Azure Updates: Critical environments; Database updates; SAP cloud; Nuance; FHIR
The latest Azure news and updates from Microsoft.
CTO Mark Russinovich delved into the factors affecting critical environment infrastructure availability, like controls in datacenter construction, health monitoring, event detection, and the reliability of different infrastructure elements. Microsoft continues to make critical environment improvements focused on redundancy and efficiency, constructing infrastructure with power distribution units, automatic transfer switches, air handling units, generators, and uninterruptible power supplies. He wrote:
As Microsoft continues to introduce innovations into the CE space, reliability engineering is playing a central role in ensuring the robustness of these solutions by driving both designed-in and built-in reliability through early-stage risk analysis and mitigations. For instance, the Microsoft Sphere-based IoT solution is developed to acquire data securely from the mechanical and electrical power CE system. Reliability engineering closely works with internal and external product design and manufacturing partners in applying both analytical- and PoF-based testing approaches throughout the solution concept, prototype, design, process development, and product deployment stages. One case in point is the concern about electronics’ packaging-related defects, during its manufacture or assembly, or its usage lifecycle. A simulation tool based on finite element analysis (FEA) was employed to identify thermal-mechanical stress points, even when the design is still just a drawing on paper, as these stress points can result in failures within the expected useful life.

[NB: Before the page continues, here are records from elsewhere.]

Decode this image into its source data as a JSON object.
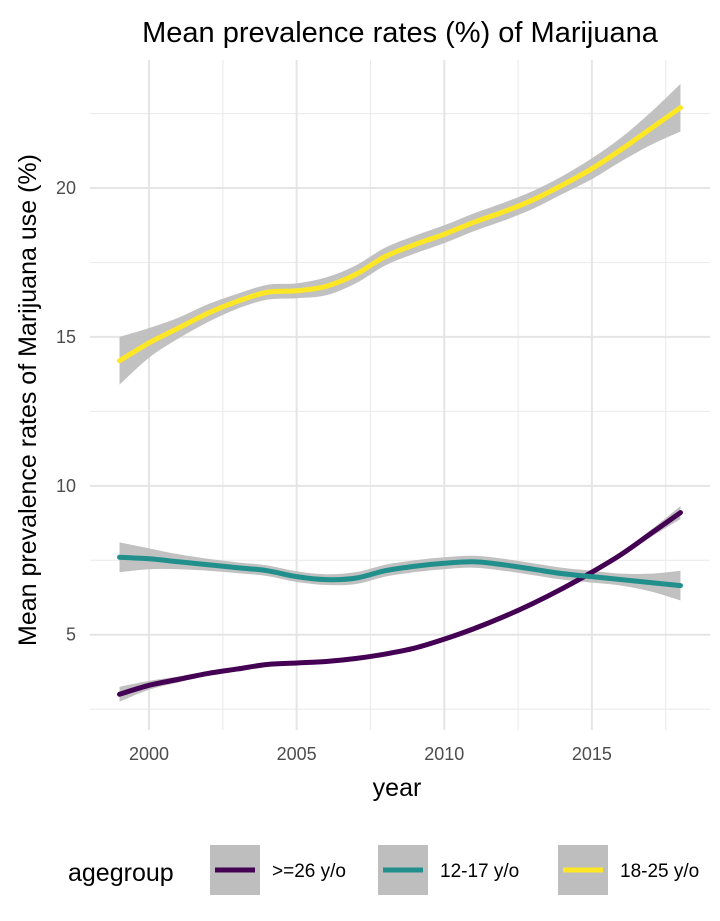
{
  "chart_data": {
    "type": "line",
    "title": "Mean prevalence rates (%) of Marijuana",
    "xlabel": "year",
    "ylabel": "Mean prevalence rates of Marijuana use (%)",
    "xlim": [
      1998,
      2019
    ],
    "ylim": [
      1.8,
      24.3
    ],
    "x_ticks": [
      2000,
      2005,
      2010,
      2015
    ],
    "y_ticks": [
      5,
      10,
      15,
      20
    ],
    "grid": true,
    "legend": {
      "title": "agegroup",
      "placement": "bottom"
    },
    "x": [
      1999,
      2000,
      2001,
      2002,
      2003,
      2004,
      2005,
      2006,
      2007,
      2008,
      2009,
      2010,
      2011,
      2012,
      2013,
      2014,
      2015,
      2016,
      2017,
      2018
    ],
    "series": [
      {
        "name": ">=26 y/o",
        "color": "#440154",
        "values": [
          3.0,
          3.3,
          3.5,
          3.7,
          3.85,
          4.0,
          4.05,
          4.1,
          4.2,
          4.35,
          4.55,
          4.85,
          5.2,
          5.6,
          6.05,
          6.55,
          7.1,
          7.7,
          8.4,
          9.1
        ],
        "ci_lower": [
          2.75,
          3.15,
          3.4,
          3.62,
          3.78,
          3.94,
          3.99,
          4.04,
          4.14,
          4.29,
          4.49,
          4.79,
          5.14,
          5.54,
          5.98,
          6.48,
          7.03,
          7.62,
          8.28,
          8.88
        ],
        "ci_upper": [
          3.25,
          3.45,
          3.6,
          3.78,
          3.92,
          4.06,
          4.11,
          4.16,
          4.26,
          4.41,
          4.61,
          4.91,
          5.26,
          5.66,
          6.12,
          6.62,
          7.17,
          7.78,
          8.52,
          9.32
        ]
      },
      {
        "name": "12-17 y/o",
        "color": "#21908c",
        "values": [
          7.6,
          7.55,
          7.45,
          7.35,
          7.25,
          7.15,
          6.95,
          6.85,
          6.9,
          7.15,
          7.3,
          7.4,
          7.45,
          7.35,
          7.2,
          7.05,
          6.95,
          6.85,
          6.75,
          6.65
        ],
        "ci_lower": [
          7.1,
          7.2,
          7.2,
          7.15,
          7.07,
          6.97,
          6.77,
          6.67,
          6.7,
          6.95,
          7.1,
          7.2,
          7.25,
          7.15,
          7.0,
          6.85,
          6.75,
          6.65,
          6.45,
          6.15
        ],
        "ci_upper": [
          8.1,
          7.9,
          7.7,
          7.55,
          7.43,
          7.33,
          7.13,
          7.03,
          7.1,
          7.35,
          7.5,
          7.6,
          7.65,
          7.55,
          7.4,
          7.25,
          7.15,
          7.05,
          7.05,
          7.15
        ]
      },
      {
        "name": "18-25 y/o",
        "color": "#fde725",
        "values": [
          14.2,
          14.8,
          15.3,
          15.8,
          16.2,
          16.5,
          16.55,
          16.7,
          17.1,
          17.7,
          18.1,
          18.45,
          18.85,
          19.2,
          19.6,
          20.1,
          20.65,
          21.3,
          22.0,
          22.7
        ],
        "ci_lower": [
          13.4,
          14.3,
          14.95,
          15.5,
          15.95,
          16.25,
          16.3,
          16.4,
          16.8,
          17.4,
          17.8,
          18.15,
          18.55,
          18.9,
          19.3,
          19.8,
          20.3,
          20.9,
          21.45,
          21.9
        ],
        "ci_upper": [
          15.0,
          15.3,
          15.65,
          16.1,
          16.45,
          16.75,
          16.8,
          17.0,
          17.4,
          18.0,
          18.4,
          18.75,
          19.15,
          19.5,
          19.9,
          20.4,
          21.0,
          21.7,
          22.55,
          23.5
        ]
      }
    ]
  }
}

VP of Microsoft Health and Life Sciences, Heather Jordan Cartwright, explained that on July 1 the US Centers for Medicare and Medicaid Services is set to begin requiring regulated payers to have Patient Access and Provider Directory APIs. This change will mean that patients can give consent for third-party apps to access their data, and will require regulated payers to use FHIR APIs for things like claims data. According to Cartwright, the Azure API for FHIR can support these new requirements.